Ordinarily, magazine publishers would issue polls to gauge the efficacy of their ads. Such polls would ask questions like “Did you read page 3? What about page 4? Did you see the ad on page 4? Did you read the whole page, or a portion? Did you read the whole issue, or just a few pages? How many issues have you read?”
Such metrics have their limitations. Where television has Nielsen ratings to track viewers, and the web logs every mouse-click and banner ad visited, magazines have more difficulty measuring the effectiveness of print advertising.

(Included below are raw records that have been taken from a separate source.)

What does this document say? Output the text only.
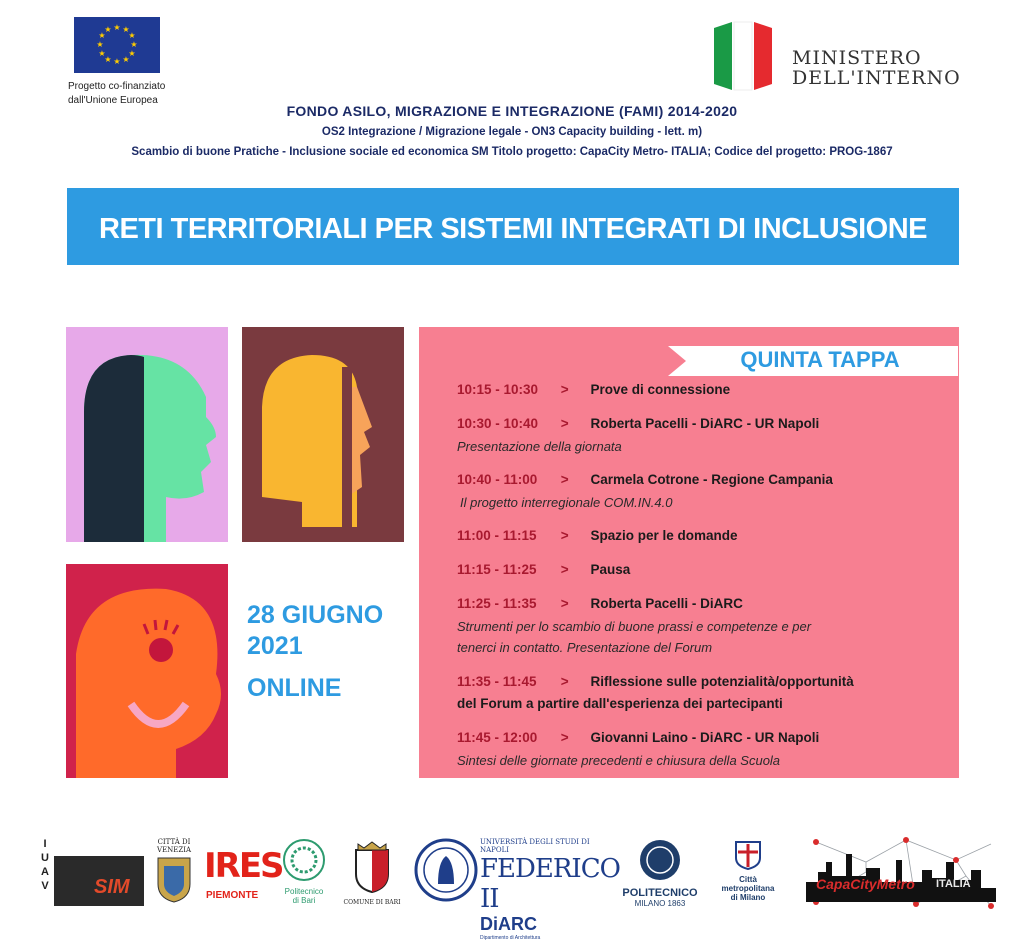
★ ★
★
★
★
★
★
★
★
★
★
★
Progetto co-finanziato
dall'Unione Europea
MINISTERO
DELL'INTERNO
FONDO ASILO, MIGRAZIONE E INTEGRAZIONE (FAMI) 2014-2020
OS2 Integrazione / Migrazione legale - ON3 Capacity building - lett. m)
Scambio di buone Pratiche - Inclusione sociale ed economica SM Titolo progetto: CapaCity Metro- ITALIA; Codice del progetto: PROG-1867
RETI TERRITORIALI PER SISTEMI INTEGRATI DI INCLUSIONE
28 GIUGNO
2021
ONLINE
QUINTA TAPPA
10:15 - 10:30 > Prove di connessione
10:30 - 10:40 > Roberta Pacelli - DiARC - UR Napoli
Presentazione della giornata
10:40 - 11:00 > Carmela Cotrone - Regione Campania
Il progetto interregionale COM.IN.4.0
11:00 - 11:15 > Spazio per le domande
11:15 - 11:25 > Pausa
11:25 - 11:35 > Roberta Pacelli - DiARC
Strumenti per lo scambio di buone prassi e competenze e per
tenerci in contatto. Presentazione del Forum
11:35 - 11:45 > Riflessione sulle potenzialità/opportunità
del Forum a partire dall'esperienza dei partecipanti
11:45 - 12:00 > Giovanni Laino - DiARC - UR Napoli
Sintesi delle giornate precedenti e chiusura della Scuola
IUAV SIM
CITTÀ DI VENEZIA IRES
PIEMONTE	Politecnico
di Bari	COMUNE DI BARI
UNIVERSITÀ DEGLI STUDI DI NAPOLI
FEDERICO II
DiARC
Dipartimento di Architettura
POLITECNICO
MILANO 1863
Città
metropolitana
di Milano
CapaCityMetro ITALIA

GfK MRI StarchMetrix assesses an ad's impact, and returns to the advertiser with proof of performance. It determines whether readers remembered the ad, recommended it to their friends, visited the product website, or purchased the product advertised. Starch enlists the aid of independent sample providers, surveying online panels of magazine readers. Between 40,000 and 50,000 interviews with readers of Canadian consumer magazines will be completed annually. 
What about the cost?
“Starch is a syndicated service,” says Starch president Brian Hickey. “This means the cost is shared broadly across the magazine publishing and advertising community. Syndicated also means that all StarchMetrix subscribers have access to data on all of the magazines measured.”
“Agencies’ fees are determined by agency size. Publisher pricing is determined by frequency of publication — weekly, monthly, quarterly, and so on. We interview 125 respondents for every 25 ads being tested. So the sampling cost increases according to number of ads being measured.”
“Publishers need only sell a few more ads annually to have the program pay for itself,” added Hickey.